YARR: . doesn't match non-BMP Unicode characters in some cases
authormsaboff@apple.com <msaboff@apple.com@268f45cc-cd09-0410-ab3c-d52691b4dbfc>
Tue, 10 Jul 2018 17:34:34 +0000 (17:34 +0000)
committermsaboff@apple.com <msaboff@apple.com@268f45cc-cd09-0410-ab3c-d52691b4dbfc>
Tue, 10 Jul 2018 17:34:34 +0000 (17:34 +0000)
https://bugs.webkit.org/show_bug.cgi?id=187248

Reviewed by Geoffrey Garen.

JSTests:

New regression test.

* stress/regexp-with-nonBMP-any.js: Added.

Source/JavaScriptCore:

The safety check in optimizeAlternative() for moving character classes that only consist of BMP
characters did not take into account that the character class is inverted.  In this case, we
represent '.' as "not a newline" using the newline character class with an inverted check.
Clearly that includes non-BMP characters.

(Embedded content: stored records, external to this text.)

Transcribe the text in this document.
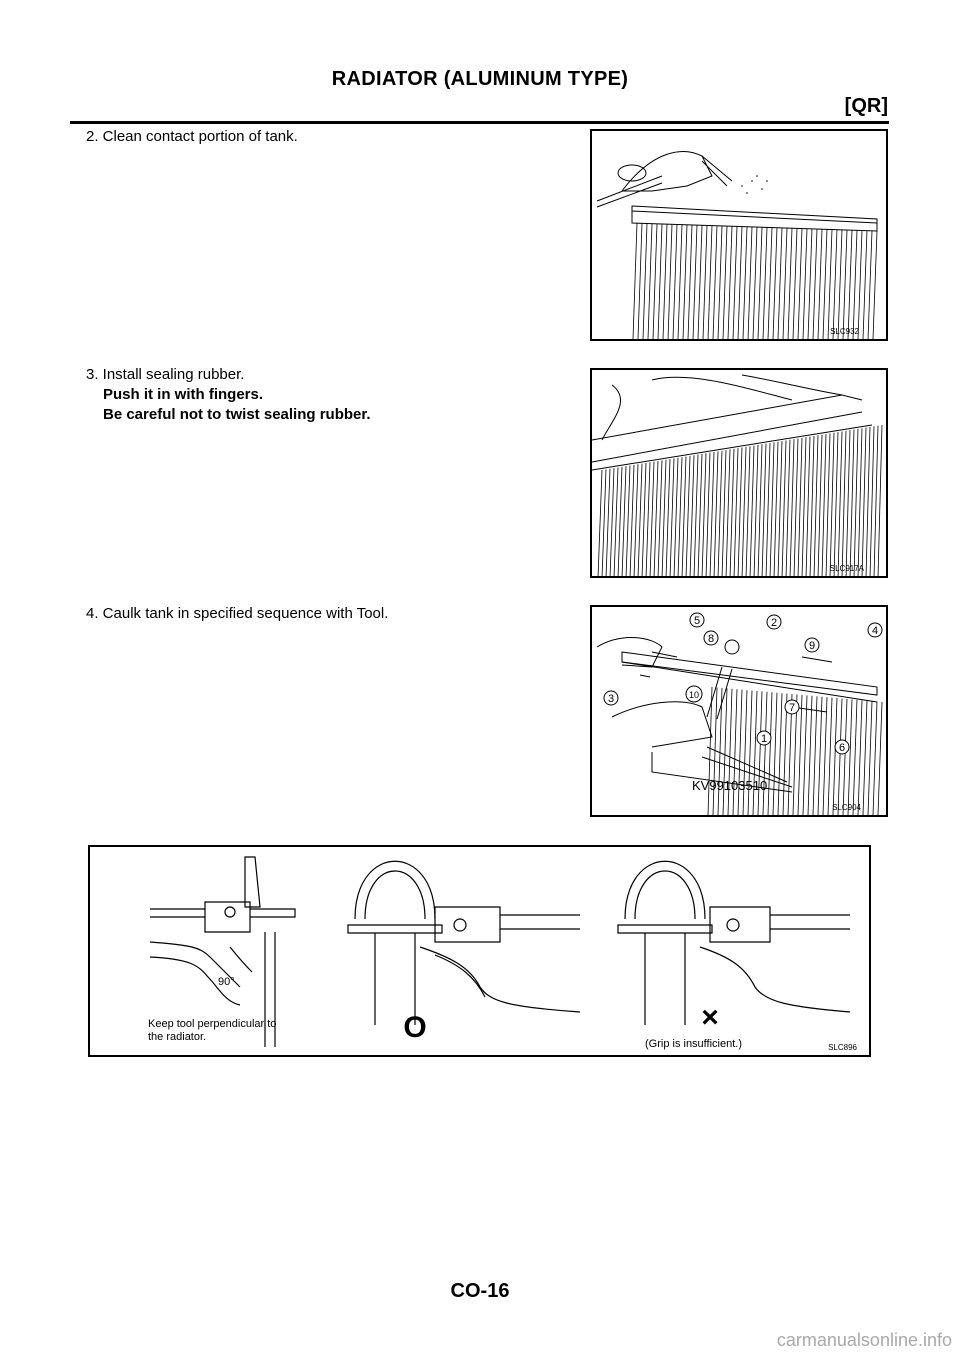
RADIATOR (ALUMINUM TYPE)
[QR]
2. Clean contact portion of tank.
3. Install sealing rubber.
Push it in with fingers.
Be careful not to twist sealing rubber.
4. Caulk tank in specified sequence with Tool.
SLC932
SLC917A
1
2
3
4
5
6
7
8
9
10
KV99103510
SLC904
90°
Keep tool perpendicular to
the radiator.	O	×
(Grip is insufficient.)	SLC896
CO-16
carmanualsonline.info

The fix is to check that the character class doesn't have non-BMP characters AND it isn't an
inverted use of that character class.

* yarr/YarrJIT.cpp:
(JSC::Yarr::YarrGenerator::optimizeAlternative):

git-svn-id: https://svn.webkit.org/repository/webkit/trunk@233690 268f45cc-cd09-0410-ab3c-d52691b4dbfc

JSTests/ChangeLog
JSTests/stress/regexp-with-nonBMP-any.js [new file with mode: 0644]
Source/JavaScriptCore/ChangeLog
Source/JavaScriptCore/yarr/YarrJIT.cpp

index 99b484c..427bb6d 100644 (file)
@@ -1,3 +1,14 @@
+2018-07-10  Michael Saboff  <msaboff@apple.com>
+
+        YARR: . doesn't match non-BMP Unicode characters in some cases
+        https://bugs.webkit.org/show_bug.cgi?id=187248
+
+        Reviewed by Geoffrey Garen.
+
+        New regression test.
+
+        * stress/regexp-with-nonBMP-any.js: Added.
+
 2018-07-09  Michael Saboff  <msaboff@apple.com>
 
         REGRESSION (ICU-62100.0.1): JSC test mozilla-tests.yaml/ecma/String/15.5.4.12-3.js is failing
diff --git a/JSTests/stress/regexp-with-nonBMP-any.js b/JSTests/stress/regexp-with-nonBMP-any.js
new file mode 100644 (file)
index 0000000..979936b
--- /dev/null
@@ -0,0 +1,10 @@
+// This test that . followed by fixed character terms works with non-BMP characters
+
+if (!/^.-clef/u.test("\u{1D123}-clef"))
+    throw "Should have matched string with leading non-BMP with BOL anchored . in RE";
+
+if (!/c.lef/u.test("c\u{1C345}lef"))
+    throw "Should have matched string with non-BMP with . in RE";
+
+
+
index 8f9e1fa..0a78a40 100644 (file)
@@ -1,3 +1,21 @@
+2018-07-10  Michael Saboff  <msaboff@apple.com>
+
+        YARR: . doesn't match non-BMP Unicode characters in some cases
+        https://bugs.webkit.org/show_bug.cgi?id=187248
+
+        Reviewed by Geoffrey Garen.
+
+        The safety check in optimizeAlternative() for moving character classes that only consist of BMP
+        characters did not take into account that the character class is inverted.  In this case, we
+        represent '.' as "not a newline" using the newline character class with an inverted check.
+        Clearly that includes non-BMP characters.
+
+        The fix is to check that the character class doesn't have non-BMP characters AND it isn't an
+        inverted use of that character class.
+
+        * yarr/YarrJIT.cpp:
+        (JSC::Yarr::YarrGenerator::optimizeAlternative):
+
 2018-07-09  Mark Lam  <mark.lam@apple.com>
 
         Add --traceLLIntExecution and --traceLLIntSlowPath options.
index 26fcd69..38e9d7a 100644 (file)
@@ -321,7 +321,7 @@ class YarrGenerator : private MacroAssembler {
             // We can move BMP only character classes after fixed character terms.
             if ((term.type == PatternTerm::TypeCharacterClass)
                 && (term.quantityType == QuantifierFixedCount)
-                && (!m_decodeSurrogatePairs || !term.characterClass->m_hasNonBMPCharacters)
+                && (!m_decodeSurrogatePairs || (!term.characterClass->m_hasNonBMPCharacters && !term.m_invert))
                 && (nextTerm.type == PatternTerm::TypePatternCharacter)
                 && (nextTerm.quantityType == QuantifierFixedCount)) {
                 PatternTerm termCopy = term;